Minha função era a de servir ao movimento que queria minha extinção e a moeda de troca era o afeto. Hoje, digo que esta é a escravidão moderna: me fizeram acreditar em uma ficção, me sujeitando às chibatadas, insultos e à disseminação forçada dessa estória. Na verdade, não é uma escravidão. Me lembro de ter lido sobre cultos e esse meu caminho teve um trajeto semelhante ao de diversos alienados, guiados para a sujeição a algum coletivo. Começam com um movimento acolhedor. Fazem a imagem de si ser perfeita e a do resto do mundo, imperfeita. Aos poucos, introduzem obrigações que você vai seguindo, pois se sente tão imerso naquele universo que qualquer afronta seria rasgar o próprio tecido da realidade. No início, sutil. A cultura foi o primeiro alvo. Desde a vestimenta até as músicas. Depois, as palavras que eu deveria ou não usar. Em seguida, os assuntos que eu poderia ou não debater. Os abusos comigo não foram sexuais, como acontece com muitas mulheres nos cultos, mas sim psicológicos; afinal, sou homem. Nem ao menos havia a necessidade do abuso sexual, pois a libertinagem era disseminada de um jeito que a lascívia era uma norma; até mais que isso, uma arma para a guerra que estava ocorrendo.
A filosofia sempre foi uma paquera minha. Flertava vez ou outra, deixava de lado e depois voltava para seus braços. Um relacionamento abusivo? Se algo que saísse dela se declarava oposto ao modelo do coletivo, era sim. Bom, me faziam acreditar nisso.
Nesses tempos de estudo, deixei essa paquera de lado. Irônico, não? Justamente no período para deixar a dialética clássica das ideias fluir, me fechei e fui reacionariamente revolucionário. Deixei de questionar, deixei de pensar por mim mesmo. Será que as coisas que defendi (será que defendi?

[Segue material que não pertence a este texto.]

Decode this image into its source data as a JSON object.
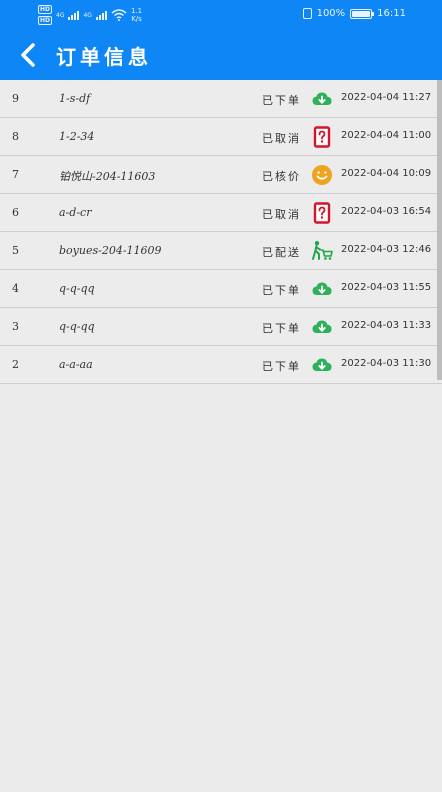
{
  "status_bar": {
    "net1": "4G",
    "net2": "4G",
    "speed_value": "1.1",
    "speed_unit": "K/s",
    "battery": "100%",
    "time": "16:11"
  },
  "header": {
    "title": "订单信息"
  },
  "orders": [
    {
      "num": "9",
      "name": "1-s-df",
      "status": "已下单",
      "icon": "cloud-download-icon",
      "time": "2022-04-04 11:27"
    },
    {
      "num": "8",
      "name": "1-2-34",
      "status": "已取消",
      "icon": "question-card-icon",
      "time": "2022-04-04 11:00"
    },
    {
      "num": "7",
      "name": "铂悦山-204-11603",
      "status": "已核价",
      "icon": "smiley-icon",
      "time": "2022-04-04 10:09"
    },
    {
      "num": "6",
      "name": "a-d-cr",
      "status": "已取消",
      "icon": "question-card-icon",
      "time": "2022-04-03 16:54"
    },
    {
      "num": "5",
      "name": "boyues-204-11609",
      "status": "已配送",
      "icon": "delivery-cart-icon",
      "time": "2022-04-03 12:46"
    },
    {
      "num": "4",
      "name": "q-q-qq",
      "status": "已下单",
      "icon": "cloud-download-icon",
      "time": "2022-04-03 11:55"
    },
    {
      "num": "3",
      "name": "q-q-qq",
      "status": "已下单",
      "icon": "cloud-download-icon",
      "time": "2022-04-03 11:33"
    },
    {
      "num": "2",
      "name": "a-a-aa",
      "status": "已下单",
      "icon": "cloud-download-icon",
      "time": "2022-04-03 11:30"
    }
  ],
  "colors": {
    "header_bg": "#0f86f5",
    "cloud_green": "#2eb15a",
    "question_red": "#d2152b",
    "smiley_orange": "#f0a31c",
    "cart_green": "#22a64a"
  }
}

Escolheram para mim o que defender?) são as que eu realmente deveria apoiar? Pensei no “leap of faith” de Kierkgaard. Me colocarei para refutar as coisas que sou contra, utilizando a inconsistência dos próprios materiais do inimigo. Nada melhor do que quebrar as pernas do oponente usando o próprio peso dele. No final, quem caiu foi eu.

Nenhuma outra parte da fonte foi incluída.